Physical factors, including UV radiation, radiotherapy, and irradiation, can alter the basal membrane and expose modified antigens, leading to the stimulation of autoantibody formation, complement activation, and blister formation [6]. UV radiation and/or radiotherapy decrease T-cell immune reactivity and lead to the development of antibodies targeted against the proteins [4].

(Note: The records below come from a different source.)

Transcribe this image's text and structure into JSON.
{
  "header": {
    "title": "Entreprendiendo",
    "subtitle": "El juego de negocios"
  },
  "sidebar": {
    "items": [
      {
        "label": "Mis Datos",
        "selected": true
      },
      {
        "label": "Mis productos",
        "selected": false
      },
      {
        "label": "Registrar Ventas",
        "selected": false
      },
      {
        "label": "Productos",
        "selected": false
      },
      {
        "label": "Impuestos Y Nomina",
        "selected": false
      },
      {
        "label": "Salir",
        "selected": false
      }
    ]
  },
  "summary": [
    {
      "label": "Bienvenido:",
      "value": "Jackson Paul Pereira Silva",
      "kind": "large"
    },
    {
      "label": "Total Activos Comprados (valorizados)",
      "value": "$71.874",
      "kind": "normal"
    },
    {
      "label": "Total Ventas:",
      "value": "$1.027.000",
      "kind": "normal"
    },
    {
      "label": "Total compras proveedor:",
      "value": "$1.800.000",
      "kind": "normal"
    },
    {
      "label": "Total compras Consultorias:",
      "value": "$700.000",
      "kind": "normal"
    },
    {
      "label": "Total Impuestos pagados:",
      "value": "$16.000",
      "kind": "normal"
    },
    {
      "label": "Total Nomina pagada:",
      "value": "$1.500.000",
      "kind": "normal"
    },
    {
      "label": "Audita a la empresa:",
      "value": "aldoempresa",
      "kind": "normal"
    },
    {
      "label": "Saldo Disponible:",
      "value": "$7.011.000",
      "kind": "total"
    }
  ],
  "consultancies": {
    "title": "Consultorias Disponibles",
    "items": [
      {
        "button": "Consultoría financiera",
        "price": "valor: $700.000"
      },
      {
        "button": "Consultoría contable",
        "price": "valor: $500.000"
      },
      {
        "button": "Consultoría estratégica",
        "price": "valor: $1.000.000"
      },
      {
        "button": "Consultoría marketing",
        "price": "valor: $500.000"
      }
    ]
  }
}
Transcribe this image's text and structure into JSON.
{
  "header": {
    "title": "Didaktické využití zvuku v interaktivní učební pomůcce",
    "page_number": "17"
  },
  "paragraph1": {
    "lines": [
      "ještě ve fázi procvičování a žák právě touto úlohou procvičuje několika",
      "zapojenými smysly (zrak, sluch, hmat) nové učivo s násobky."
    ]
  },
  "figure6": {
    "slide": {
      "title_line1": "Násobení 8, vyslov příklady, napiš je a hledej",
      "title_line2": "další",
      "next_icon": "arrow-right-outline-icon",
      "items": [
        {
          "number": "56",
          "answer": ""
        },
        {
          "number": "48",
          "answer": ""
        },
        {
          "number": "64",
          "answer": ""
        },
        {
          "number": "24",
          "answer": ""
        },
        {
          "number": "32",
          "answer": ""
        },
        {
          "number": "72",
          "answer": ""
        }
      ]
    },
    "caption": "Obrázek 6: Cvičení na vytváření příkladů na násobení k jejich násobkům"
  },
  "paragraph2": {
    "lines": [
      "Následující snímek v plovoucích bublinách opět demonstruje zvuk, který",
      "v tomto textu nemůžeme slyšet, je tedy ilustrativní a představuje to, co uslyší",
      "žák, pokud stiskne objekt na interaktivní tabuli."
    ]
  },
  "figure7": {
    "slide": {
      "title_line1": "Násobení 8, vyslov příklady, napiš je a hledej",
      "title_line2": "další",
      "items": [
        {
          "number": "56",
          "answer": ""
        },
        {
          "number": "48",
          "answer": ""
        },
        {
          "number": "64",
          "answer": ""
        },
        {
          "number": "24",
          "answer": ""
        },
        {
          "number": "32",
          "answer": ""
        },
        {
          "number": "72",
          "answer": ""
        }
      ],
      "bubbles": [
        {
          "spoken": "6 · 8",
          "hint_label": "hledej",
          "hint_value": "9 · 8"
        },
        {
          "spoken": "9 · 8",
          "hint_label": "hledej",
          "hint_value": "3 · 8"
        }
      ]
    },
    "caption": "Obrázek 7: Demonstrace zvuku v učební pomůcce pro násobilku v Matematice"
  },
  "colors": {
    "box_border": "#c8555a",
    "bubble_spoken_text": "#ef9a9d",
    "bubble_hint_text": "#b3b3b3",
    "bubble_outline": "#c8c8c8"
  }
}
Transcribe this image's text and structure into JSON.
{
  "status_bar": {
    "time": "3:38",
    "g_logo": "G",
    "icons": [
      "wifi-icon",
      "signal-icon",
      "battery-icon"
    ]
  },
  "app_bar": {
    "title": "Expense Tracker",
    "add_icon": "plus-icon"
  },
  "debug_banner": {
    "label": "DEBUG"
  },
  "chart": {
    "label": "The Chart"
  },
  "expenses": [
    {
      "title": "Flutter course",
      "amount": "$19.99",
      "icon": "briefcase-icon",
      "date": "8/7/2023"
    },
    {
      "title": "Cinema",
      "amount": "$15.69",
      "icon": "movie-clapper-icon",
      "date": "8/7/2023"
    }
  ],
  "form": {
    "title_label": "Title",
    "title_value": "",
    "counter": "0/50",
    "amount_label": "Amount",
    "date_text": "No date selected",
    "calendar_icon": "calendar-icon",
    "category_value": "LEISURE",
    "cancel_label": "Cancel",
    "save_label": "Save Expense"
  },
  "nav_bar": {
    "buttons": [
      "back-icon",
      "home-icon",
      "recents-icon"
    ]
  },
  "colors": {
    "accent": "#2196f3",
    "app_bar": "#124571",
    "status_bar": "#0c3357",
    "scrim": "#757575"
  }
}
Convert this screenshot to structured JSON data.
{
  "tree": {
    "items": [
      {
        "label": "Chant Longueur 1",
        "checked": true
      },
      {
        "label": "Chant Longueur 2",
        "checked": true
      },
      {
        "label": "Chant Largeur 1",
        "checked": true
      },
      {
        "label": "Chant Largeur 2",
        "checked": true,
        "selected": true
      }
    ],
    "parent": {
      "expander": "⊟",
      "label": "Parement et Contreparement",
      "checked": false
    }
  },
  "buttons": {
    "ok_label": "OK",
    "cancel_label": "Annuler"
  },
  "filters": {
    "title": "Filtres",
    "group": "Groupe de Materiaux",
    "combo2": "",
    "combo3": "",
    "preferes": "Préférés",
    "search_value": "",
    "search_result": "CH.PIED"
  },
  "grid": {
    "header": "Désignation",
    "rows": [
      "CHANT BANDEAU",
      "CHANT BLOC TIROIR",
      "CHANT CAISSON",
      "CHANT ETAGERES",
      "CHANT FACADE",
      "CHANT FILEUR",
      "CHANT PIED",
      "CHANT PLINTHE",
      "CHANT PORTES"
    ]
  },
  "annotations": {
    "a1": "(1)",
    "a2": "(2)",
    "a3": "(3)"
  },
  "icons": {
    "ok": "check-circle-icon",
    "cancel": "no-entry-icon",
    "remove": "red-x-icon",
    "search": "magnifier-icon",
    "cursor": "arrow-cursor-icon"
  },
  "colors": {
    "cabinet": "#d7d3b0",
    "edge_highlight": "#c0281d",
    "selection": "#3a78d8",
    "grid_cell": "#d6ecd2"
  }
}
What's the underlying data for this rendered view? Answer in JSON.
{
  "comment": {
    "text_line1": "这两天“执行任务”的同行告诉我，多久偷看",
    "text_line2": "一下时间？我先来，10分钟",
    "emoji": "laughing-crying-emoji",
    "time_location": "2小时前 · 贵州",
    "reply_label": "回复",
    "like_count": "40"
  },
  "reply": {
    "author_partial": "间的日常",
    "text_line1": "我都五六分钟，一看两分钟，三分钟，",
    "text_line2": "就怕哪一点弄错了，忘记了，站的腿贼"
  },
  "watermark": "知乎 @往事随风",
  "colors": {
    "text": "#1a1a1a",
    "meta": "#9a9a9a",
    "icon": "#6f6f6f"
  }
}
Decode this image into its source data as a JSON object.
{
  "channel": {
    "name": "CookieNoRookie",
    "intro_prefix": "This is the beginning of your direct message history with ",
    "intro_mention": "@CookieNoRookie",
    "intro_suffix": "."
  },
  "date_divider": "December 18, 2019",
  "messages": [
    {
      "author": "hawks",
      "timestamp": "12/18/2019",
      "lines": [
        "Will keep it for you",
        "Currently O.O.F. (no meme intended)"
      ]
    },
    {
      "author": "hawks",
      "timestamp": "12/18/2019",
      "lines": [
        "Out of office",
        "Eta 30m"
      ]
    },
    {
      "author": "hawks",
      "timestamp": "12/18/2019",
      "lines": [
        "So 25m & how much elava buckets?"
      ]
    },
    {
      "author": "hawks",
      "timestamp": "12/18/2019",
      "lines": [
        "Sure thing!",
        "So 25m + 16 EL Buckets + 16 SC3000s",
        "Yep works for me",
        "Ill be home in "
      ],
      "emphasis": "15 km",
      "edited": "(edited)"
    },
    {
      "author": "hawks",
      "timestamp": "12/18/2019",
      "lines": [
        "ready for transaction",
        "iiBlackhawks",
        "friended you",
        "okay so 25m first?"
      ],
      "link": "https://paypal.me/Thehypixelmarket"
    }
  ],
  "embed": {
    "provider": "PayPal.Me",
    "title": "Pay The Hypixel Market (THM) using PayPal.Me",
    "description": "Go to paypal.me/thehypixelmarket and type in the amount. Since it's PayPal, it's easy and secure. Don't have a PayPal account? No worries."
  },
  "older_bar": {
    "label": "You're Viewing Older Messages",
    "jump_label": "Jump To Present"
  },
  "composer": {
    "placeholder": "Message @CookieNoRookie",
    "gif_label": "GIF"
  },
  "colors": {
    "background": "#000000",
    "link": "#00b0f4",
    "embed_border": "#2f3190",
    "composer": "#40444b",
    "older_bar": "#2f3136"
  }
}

The epitope spreading phenomenon explains the extension of BP lesions. The targets of immune responses can even be other epitopes of the same protein or proteins from the same tissue [4]. According to the review by Dănescu, the most common factor inducing BP lesions is radiotherapy. The findings showed that the interval between the onset of BP lesions and activity of the trigger factor was less than 1 month, similar to our report [4]. The onset of new lesions may be only limited to the site of trauma, or it may spread to other body parts, as seen in our patient [4].

Conclusion

This article is the first report on the occurrence of BP lesions induced by Hijama therapy. Despite Hijama therapy-induced BP lesions being an uncommon presentation, physicians should be cautious about the risks and consider the diagnosis of BP in patients with blisters arising from Hijama therapy.

Footnotes

Funding: None.

Competing interests: The authors have no conflicts of interest to disclose.